Processors¶

ml-labs provides a set of built-in sklearn-compatible processors for common preprocessing tasks.

Built-in Processors¶

CatConverter¶

Converts specified columns to a categorical dtype (pandas category / polars Categorical).

from mllabs.processor import CatConverter

CatConverter(columns=None)   # None → convert all columns
CatConverter(columns=['city', 'gender'])

Output columns are the same as input columns with dtype changed. Supports pandas, polars, and numpy inputs.

CatOOVFilter¶

Filters out-of-vocabulary (OOV) values in categorical columns. Values not seen during fit() (or seen fewer than min_frequency times) are replaced with missing_value.

from mllabs.processor import CatOOVFilter

CatOOVFilter(
    columns=None,                    # None → all columns
    min_frequency=0,                 # values with count <= this are treated as OOV
    missing_value=None,              # replacement for OOV/missing values
    treat_empty_string_as_missing=True,
)

Fitted attribute: categories_ — dict of {column: [allowed_values]}.

CatPairCombiner¶

Combines groups of categorical columns into new interaction columns by concatenating their string representations. Supports N-way (2 or more columns per group).

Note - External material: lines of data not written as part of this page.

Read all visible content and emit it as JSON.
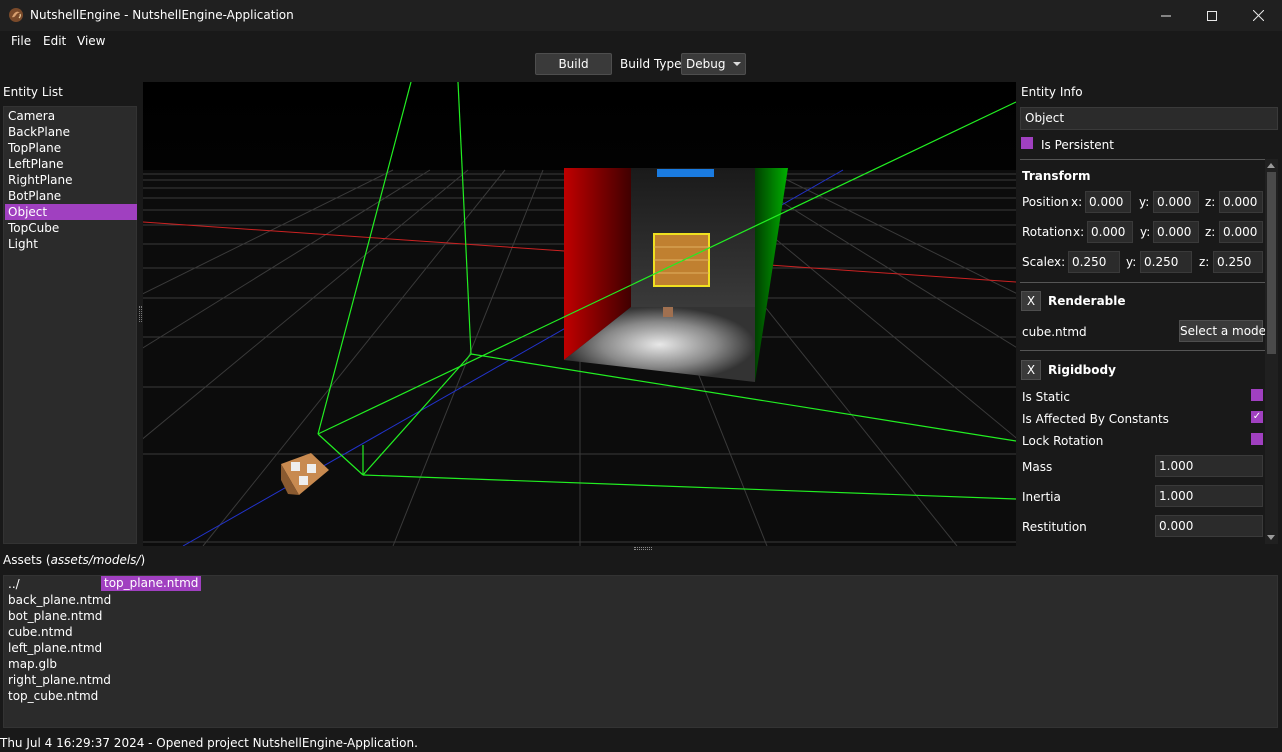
{
  "window": {
    "title": "NutshellEngine - NutshellEngine-Application",
    "icon": "nutshell-icon",
    "controls": [
      "minimize-icon",
      "maximize-icon",
      "close-icon"
    ]
  },
  "menu": {
    "file": "File",
    "edit": "Edit",
    "view": "View"
  },
  "toolbar": {
    "build_label": "Build",
    "build_type_label": "Build Type",
    "build_type_value": "Debug"
  },
  "entity_list": {
    "title": "Entity List",
    "items": [
      "Camera",
      "BackPlane",
      "TopPlane",
      "LeftPlane",
      "RightPlane",
      "BotPlane",
      "Object",
      "TopCube",
      "Light"
    ],
    "selected": "Object"
  },
  "entity_info": {
    "title": "Entity Info",
    "name": "Object",
    "persistent_label": "Is Persistent",
    "transform": {
      "title": "Transform",
      "position_label": "Position",
      "rotation_label": "Rotation",
      "scale_label": "Scale",
      "axis_x": "x:",
      "axis_y": "y:",
      "axis_z": "z:",
      "position": [
        "0.000",
        "0.000",
        "0.000"
      ],
      "rotation": [
        "0.000",
        "0.000",
        "0.000"
      ],
      "scale": [
        "0.250",
        "0.250",
        "0.250"
      ]
    },
    "renderable": {
      "remove_label": "X",
      "title": "Renderable",
      "model": "cube.ntmd",
      "select_model_label": "Select a model"
    },
    "rigidbody": {
      "remove_label": "X",
      "title": "Rigidbody",
      "is_static_label": "Is Static",
      "affected_label": "Is Affected By Constants",
      "affected_check": "✓",
      "lock_rotation_label": "Lock Rotation",
      "mass_label": "Mass",
      "mass": "1.000",
      "inertia_label": "Inertia",
      "inertia": "1.000",
      "restitution_label": "Restitution",
      "restitution": "0.000"
    }
  },
  "assets": {
    "title_prefix": "Assets (",
    "path": "assets/models/",
    "title_suffix": ")",
    "items": [
      "../",
      "back_plane.ntmd",
      "bot_plane.ntmd",
      "cube.ntmd",
      "left_plane.ntmd",
      "map.glb",
      "right_plane.ntmd",
      "top_cube.ntmd"
    ],
    "selected": "top_plane.ntmd"
  },
  "status": {
    "message": "Thu Jul  4 16:29:37 2024 - Opened project NutshellEngine-Application."
  },
  "colors": {
    "accent": "#a040c0",
    "background": "#191919",
    "panel": "#2b2b2b",
    "grid": "#3a3a3a",
    "bounding_box": "#22ee22",
    "x_axis": "#cc2222",
    "z_axis": "#2233cc",
    "selection_outline": "#f0e020"
  }
}
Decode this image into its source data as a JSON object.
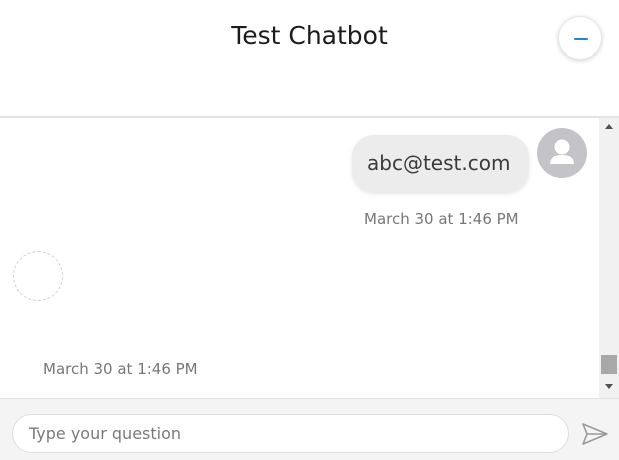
{
  "header": {
    "title": "Test Chatbot",
    "minimize_icon": "minus-icon"
  },
  "messages": [
    {
      "sender": "user",
      "text": "abc@test.com",
      "timestamp": "March 30 at 1:46 PM",
      "avatar_icon": "user-avatar-icon"
    },
    {
      "sender": "bot",
      "text": "",
      "timestamp": "March 30 at 1:46 PM",
      "avatar_icon": "bot-avatar-icon"
    }
  ],
  "input": {
    "value": "",
    "placeholder": "Type your question"
  },
  "send_icon": "send-icon",
  "colors": {
    "accent": "#1c87d6",
    "bubble": "#ececec",
    "avatar": "#c4c4c8",
    "timestamp": "#777777"
  }
}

from mllabs.processor import CatPairCombiner

# pair (2-way)
CatPairCombiner(
    pairs=[('city', 'gender'), ('age_bin', 'city')],
    sep='__',
    treat_empty_string_as_missing=True,
    new_col_names=None,   # None → 'city__gender', 'age_bin__city'
)

# N-way (3 or more columns)
CatPairCombiner(
    pairs=[('city', 'gender', 'age_bin')],
    sep='__',
)
# output: 'city__gender__age_bin'

Each group element can be a column name (str) or integer index (numpy). If any value in a group is missing, the output is None. Supports pandas, polars, and numpy inputs.

TypeConverter¶

Converts all columns to a target type. Useful for normalizing mixed-type columns before feeding into processors that require a specific dtype.

from mllabs.processor import TypeConverter

TypeConverter(to='str')    # str, int, or float
TypeConverter(to='float')

Backend	Behavior
pandas	`df.astype(to)`
polars	`cast` to `pl.Utf8` / `pl.Int64` / `pl.Float64`
numpy	`array.astype(to)`

get_feature_names_out is supported — column names are preserved after conversion.

FrequencyEncoder¶

Replaces each categorical value with its frequency (proportion or count) observed during fit().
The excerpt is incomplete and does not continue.